Here is some data that we will study in today’s lesson.

day amount
1 0.99
2 1.00
3 0.98
4 0.93
5 0.86
6 0.77
7 0.67
8 0.57
9 0.46
10 0.37
day amount
11 0.28
12 0.19
13 0.13
14 0.07
15 0.03
16 0.01
17 0.00
18 0.01
19 0.04
20 0.09
day amount
21 0.16
22 0.24
23 0.33
24 0.43
25 0.54
26 0.65
27 0.76
28 0.85
29 0.92
30 0.98
31 1.00

What do you notice? What do you wonder?

### 19.2: Watching the Evening Sky

The data from the warm-up is the amount of the Moon that is visible from a particular location on Earth at midnight for each day in January 2018. A value of 1 represents a full moon in which all of illuminated portion of the moon's face is visible. A value of 0.25 means one fourth of the illuminated portion of the moon's face is visible.

1. What is an appropriate midline for modeling the Moon data? What about the amplitude? Explain your reasoning.
2. What is an appropriate period for modeling the Moon data? Explain your reasoning.
3. Choose a sine or cosine function to model the data. What is the horizontal translation for your choice of function?
4. Propose a function to model the Moon data. Explain the meaning of each parameter in your model and specify units for the input and output of your function.
5. Plot the data using graphing technology and check your choice of parameters (midline, amplitude, period, horizontal translation). What changes did you make to your model?
6. Use your model to predict when the next two full moons will be in 2018. Are your predictions accurate?
7. How much of the Moon do you expect to be visible on your birthday? Explain your reasoning.

### Summary

Sometimes a phenomenon can be periodic even though it is not connected to motion in a circle. For example, here is a graph of the water level in Bridgeport, Connecticut, over a 50 hour period in 2018.
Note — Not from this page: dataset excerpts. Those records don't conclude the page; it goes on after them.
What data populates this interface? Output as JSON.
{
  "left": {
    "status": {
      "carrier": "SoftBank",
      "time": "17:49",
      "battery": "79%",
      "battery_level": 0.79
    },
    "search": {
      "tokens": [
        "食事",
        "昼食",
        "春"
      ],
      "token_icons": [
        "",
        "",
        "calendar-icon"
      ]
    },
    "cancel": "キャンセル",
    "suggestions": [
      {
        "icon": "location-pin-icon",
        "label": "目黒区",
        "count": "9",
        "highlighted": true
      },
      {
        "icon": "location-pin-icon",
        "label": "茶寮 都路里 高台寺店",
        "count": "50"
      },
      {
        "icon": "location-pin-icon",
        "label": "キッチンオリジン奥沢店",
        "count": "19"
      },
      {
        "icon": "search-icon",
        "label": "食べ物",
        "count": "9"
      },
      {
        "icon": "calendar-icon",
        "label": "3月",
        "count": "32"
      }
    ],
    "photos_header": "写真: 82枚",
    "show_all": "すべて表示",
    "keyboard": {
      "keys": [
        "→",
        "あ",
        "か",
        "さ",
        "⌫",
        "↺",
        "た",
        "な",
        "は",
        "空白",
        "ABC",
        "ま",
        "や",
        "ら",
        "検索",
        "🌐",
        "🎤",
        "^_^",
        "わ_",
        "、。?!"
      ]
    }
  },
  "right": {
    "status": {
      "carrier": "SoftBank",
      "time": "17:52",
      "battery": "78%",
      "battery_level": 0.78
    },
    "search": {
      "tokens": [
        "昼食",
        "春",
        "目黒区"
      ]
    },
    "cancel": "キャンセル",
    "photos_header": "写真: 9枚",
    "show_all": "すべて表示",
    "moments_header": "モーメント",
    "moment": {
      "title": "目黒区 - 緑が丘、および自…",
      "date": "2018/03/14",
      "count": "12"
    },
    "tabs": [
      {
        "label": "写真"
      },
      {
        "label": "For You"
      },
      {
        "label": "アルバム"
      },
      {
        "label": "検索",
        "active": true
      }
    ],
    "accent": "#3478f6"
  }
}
Notice that each day (or each 24 hour period) there are two tides, a small one where the water goes up to a little less than 3 feet and then a bigger one when the tide goes up to a little more than 3 feet. Since there are two tides per day, the period for this graph is about 12 hours. The data begins about 1 hour before the tide is at the 0 value. Since $$\sin(0) = 0$$, this would make the sine a good choice for modeling the tide.

Putting together all of our information gives model $$f(h) = 3\sin\left(\frac{2\pi}{12}(h -1)\right)$$, where $$h$$ measures hours since midnight on September 1.

Notice that:

• The coefficient of 3 is the amplitude, which averages out the bigger and smaller tides.
• $$\frac{2\pi}{12}$$ makes the period 12 hours.
• -1 translates the sine graph to the right by 1 hour to so it has a value of 0 at about 1 hour after midnight.